These cookies are on the verge of being an everything-but-the-kitchen-sink scenario – there is assam tea powder, miso paste, brown butter, and about four kinds of chocolate. As I was making these cookies, I started out with making a giant vat of brown butter, threw some miso into that, and as I was whipping that with my eggs and brown sugar, I saw a small container of assam tea powder that I was going to use for something else, and decided to throw those in as well. I was between either doing a milk tea-type of cookie or a miso-brown butter-chocolate chip situation, so I figured, why not just combine the two? For those of you who have never had assam tea, it is a black tea that has deep earthy and malty notes. It pairs gorgeously with chocolate, while miso milk tea is actually one of my personal favorite combinations, so it all does work in a very jumbled together way. The assam and miso both play off of the chocolate and brown butter in different ways – there is a fragrance from the tea and brown butter, the miso adds that salty contrast, while the four different kinds of chocolate(dark, milk, semi-sweet, and blonde), all compliment the assam and miso and it all somehow comes together. I usually don’t like to feature more than 3 ingredients in a dessert at the risk of everything overpowering one another, but this cookie is one of those rare exceptions, because the miso, brown butter, assam tea, and four kinds of chocolate all come together to just be a dessert flavor bomb of a cookie!

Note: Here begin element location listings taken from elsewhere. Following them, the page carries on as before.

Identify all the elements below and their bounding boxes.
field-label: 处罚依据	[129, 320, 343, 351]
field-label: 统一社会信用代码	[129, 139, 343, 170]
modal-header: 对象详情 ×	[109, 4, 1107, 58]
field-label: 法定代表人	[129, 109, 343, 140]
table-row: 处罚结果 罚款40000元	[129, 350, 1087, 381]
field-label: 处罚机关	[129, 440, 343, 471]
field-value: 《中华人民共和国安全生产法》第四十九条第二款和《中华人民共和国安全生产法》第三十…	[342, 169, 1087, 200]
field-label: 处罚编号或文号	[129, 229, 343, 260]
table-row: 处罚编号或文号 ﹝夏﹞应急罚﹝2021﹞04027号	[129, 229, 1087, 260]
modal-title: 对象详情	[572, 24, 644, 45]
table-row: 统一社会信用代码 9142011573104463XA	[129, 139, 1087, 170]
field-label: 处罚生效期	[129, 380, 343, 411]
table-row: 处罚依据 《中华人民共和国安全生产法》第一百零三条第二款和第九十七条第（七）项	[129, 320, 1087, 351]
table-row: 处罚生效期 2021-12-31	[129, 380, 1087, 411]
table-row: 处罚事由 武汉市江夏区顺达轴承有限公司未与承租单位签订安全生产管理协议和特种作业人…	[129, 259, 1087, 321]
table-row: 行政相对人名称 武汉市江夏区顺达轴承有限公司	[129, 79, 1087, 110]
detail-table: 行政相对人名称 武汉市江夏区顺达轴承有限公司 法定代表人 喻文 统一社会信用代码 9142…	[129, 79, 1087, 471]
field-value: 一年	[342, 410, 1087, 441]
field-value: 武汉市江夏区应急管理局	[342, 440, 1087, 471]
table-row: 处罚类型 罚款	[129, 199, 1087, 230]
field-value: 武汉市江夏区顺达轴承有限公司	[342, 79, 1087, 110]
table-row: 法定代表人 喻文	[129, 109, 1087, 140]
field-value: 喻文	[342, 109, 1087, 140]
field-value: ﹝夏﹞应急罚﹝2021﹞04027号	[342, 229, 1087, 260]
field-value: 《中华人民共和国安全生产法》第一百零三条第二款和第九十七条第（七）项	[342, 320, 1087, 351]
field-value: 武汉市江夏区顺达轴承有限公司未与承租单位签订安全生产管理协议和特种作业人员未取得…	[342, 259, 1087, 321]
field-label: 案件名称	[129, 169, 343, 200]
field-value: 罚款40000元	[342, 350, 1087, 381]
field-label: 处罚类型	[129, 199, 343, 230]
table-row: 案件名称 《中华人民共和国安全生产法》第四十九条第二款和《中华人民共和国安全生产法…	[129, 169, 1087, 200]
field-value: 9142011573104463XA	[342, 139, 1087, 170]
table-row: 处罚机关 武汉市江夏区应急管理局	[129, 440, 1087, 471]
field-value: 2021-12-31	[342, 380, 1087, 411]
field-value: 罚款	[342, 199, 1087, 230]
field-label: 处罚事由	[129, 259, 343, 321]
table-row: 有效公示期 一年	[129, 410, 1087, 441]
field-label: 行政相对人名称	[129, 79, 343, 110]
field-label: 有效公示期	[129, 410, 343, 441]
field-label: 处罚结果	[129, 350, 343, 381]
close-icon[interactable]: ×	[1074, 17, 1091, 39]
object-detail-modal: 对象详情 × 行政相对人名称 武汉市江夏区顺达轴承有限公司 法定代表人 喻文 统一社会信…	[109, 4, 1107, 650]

For the recipe itself, we start with brown butter. The trick behind making brown butter is to heat the butter low and slow until it begins to turn a brown color – it should smell kind of like how those yellow butterscotch candies in the cellophane wrappers tastes if that makes sense? One challenge with using brown butter in a cookie dough is that you usually want to start your cookie dough off by whipping cold butter so that it will aerate. Brown butter, freshly made, is a hot liquid. So you have two options: chill down the brown butter so that you can whip it, which takes time, or you can start by whipping sugar and eggs directly into the brown butter to bring down the temperature faster. I opted for the latter, since I refrigerated my cookie dough overnight anyways, and I did not want to extend the waiting time on this recipe more than needed. I usually add the chocolate last, after the flour, leaveners, and assam tea, to a recipe, since I do not want my chocolate chips to melt into the dough. Overall, for a cookie recipe, I would say that there is a little more technique involved, since you are making brown butter, and you are also moderating the temperature of the dough to avoid melting your chocolate into the dough prematurely, but the cookies themselves are delightful and one of my new personal favorites. They are very addicting!
For the dough:
2 sticks unsalted butter, browned
1 1/2 cups light brown sugar
1/2 cup granulated sugar
2 eggs
2 tbsp white miso paste
3 tbsp assam tea powder
1 tsp vanilla extract
2 1/4 cups all-purpose flour
1 tsp baking soda
1 tsp baking powder
1/4 cup white chocolate chips
1/4 cup blonde chocolate, coarsely chopped
1/4 cup semi-sweet chocolate, coarsely chopped
1/4 cup dark chocolate, coarsely chopped
In a mixing bowl, carefully whip the brown butter, brown sugar, granulated sugar, eggs, miso, tea powder, and vanilla together until combined. The brown butter, if freshly made, will be extremely hot, so if you need the hold the bowl at any point, please cover your hands to avoid burning them. In another bowl, sift the flour, baking soda, and baking powder together. Toss the chocolate into the flour mixture as well. Once the exterior of the brown butter bowl is no longer warm to the touch, fold the flour-chocolate mixture in to form your dough. Refrigerate the dough, covered, for at least 5 hours, before scooping out balls(roughly 3 tbsp per ball) of it. Place each dough ball about 2-inches apart from one another on a lined sheet tray. Then bake at 375 degrees F for 14 minutes, rotating the sheet trays halfway through the baking process to guarantee even baking.